Milão-Cortina em Ebulição: Medalhas, Recordes e Bandeiras que Sobem na Conta Global
As jornadas de 10 e 11 de fevereiro nos Jogos Olímpicos de Inverno Milano-Cortina 2026 deixaram emoções cruas e marcas que reescrevem tabelas históricas. Entre ágeis dobradinhas holandesas, o domínio suíço em provas combinadas e finais de curling que roçaram a épica, ficou claro que estes dias podem definir como esta edição será lembrada: pela velocidade, pela precisão e por surpresas táticas.

Patinação e Velocidade: Dobradinha e Recordes Holandeses
Em uma sessão que cortou o fôlego, Jutta Leerdam impôs um novo recorde olímpico nos 1.000m femininos com 1:12.31, arrebatando a glória de sua companheira Femke Kok, que havia deixado sua assinatura nas semifinais com 1:12.59. A dobradinha holandesa evidencia uma estrutura de trabalho obsessiva: técnica de saída refinada, manejo de curvas e uma preparação física que converte décimos em medalhas.
O impacto esportivo é imediato: a Holanda reforça sua hegemonia em velocidade e obriga rivais a repensar treinamento e bases de arranque. Para Leerdam, é a confirmação de uma carreira que a havia roçado sem consumá-la até agora.
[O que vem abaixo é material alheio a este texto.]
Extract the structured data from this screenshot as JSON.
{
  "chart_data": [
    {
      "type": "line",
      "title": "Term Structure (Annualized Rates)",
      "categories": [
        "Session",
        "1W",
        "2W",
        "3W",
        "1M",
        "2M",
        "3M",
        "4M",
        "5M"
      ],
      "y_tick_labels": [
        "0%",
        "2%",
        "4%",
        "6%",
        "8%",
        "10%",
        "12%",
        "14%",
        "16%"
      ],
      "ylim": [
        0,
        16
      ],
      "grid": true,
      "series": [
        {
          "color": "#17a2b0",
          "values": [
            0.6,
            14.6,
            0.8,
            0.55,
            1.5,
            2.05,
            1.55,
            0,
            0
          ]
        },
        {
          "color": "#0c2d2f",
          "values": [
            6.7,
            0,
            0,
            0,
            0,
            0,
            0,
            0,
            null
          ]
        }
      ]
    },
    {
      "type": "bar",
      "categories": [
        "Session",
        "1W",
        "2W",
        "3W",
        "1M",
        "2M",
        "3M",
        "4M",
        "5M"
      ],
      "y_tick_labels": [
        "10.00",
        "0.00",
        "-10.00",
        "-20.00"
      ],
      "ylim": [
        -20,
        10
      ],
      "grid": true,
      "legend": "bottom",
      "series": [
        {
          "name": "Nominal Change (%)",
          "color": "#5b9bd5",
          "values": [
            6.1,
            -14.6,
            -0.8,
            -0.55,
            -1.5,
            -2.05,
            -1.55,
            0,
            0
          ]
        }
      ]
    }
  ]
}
Suíça e a Surpresa em Combinada por Equipes
O esqui alpino mostrou novidades: a combinada por equipes masculinas consagrou a Suíça, com Franjo von Allmen e Tanguy Nef como pontas de lança, batendo a Áustria por menos de um segundo. A prova, que estreava formato, premiou sincronia e versatilidade: alternar descidas agressivas com controle técnico não é para qualquer um. A Suíça, que se deixou ver como potência em provas técnicas, aproveitou a coesão de grupo e a tomada de riscos calculados para sacar vantagem em uma final que se resolveu por apenas 0.99 segundos.
Curling, Snowboard e Saltos: Emoção em Cada Disciplina
No curling misto, os Wranå (Suécia) assinaram um ouro dramático após virar no último end para vencer os Estados Unidos por 6-5. A precisão escandinava frente ao empurre norte-americano deixou em evidência a importância da leitura do gelo e a gestão do hammer em momentos decisivos. No snowboard big air feminino, Kokomo Murase (Japão) brilhou com uma run perfeita que lhe valeu o ouro à frente de Zoi Sadowski-Synnott (NZL) e Yu Seungeun (KOR).
Saltos, slopestyle e esqui estilo livre completaram a agenda com pódios repartidos e alguma surpresa estratégica que mostra a profundidade competitiva destes Jogos.
Hóquei Feminino: América do Norte Impõe Ritmo
Estados Unidos mantém um arranque implacável: 3 vitórias e domínio claro em resultados (5-0 sobre a Suíça na última rodada). O Canadá responde com solvência, e a luta pelas vagas nas semifinais promete duelos intensos. A superioridade física e tática das seleções norte-americanas as situa como favoritas, mas o torneio ainda é jovem e as surpresas estão na ordem do dia.

O Que Deixa a Jornada e O Que Vem?
Consolidaram-se tendências: estruturas nacionais com programas jovens e bem financiados (Holanda na velocidade, Suíça no alpino) levam o protagonismo. Para os organizadores, a mistura de recordes e finais apertadas é um bom argumento de impacto global; para os técnicos, a leitura é outra: o investimento em bases científicas e trabalho específico de arranque e curva é a diferença entre prata e ouro.
A agenda segue carregada: revezamentos, provas de fundo e finais no gelo marcarão os próximos dias. Se há uma lição precoce é esta: em Milão-Cortina não bastam os grandes nomes; mandam as equipes que afinam detalhes minúsculos.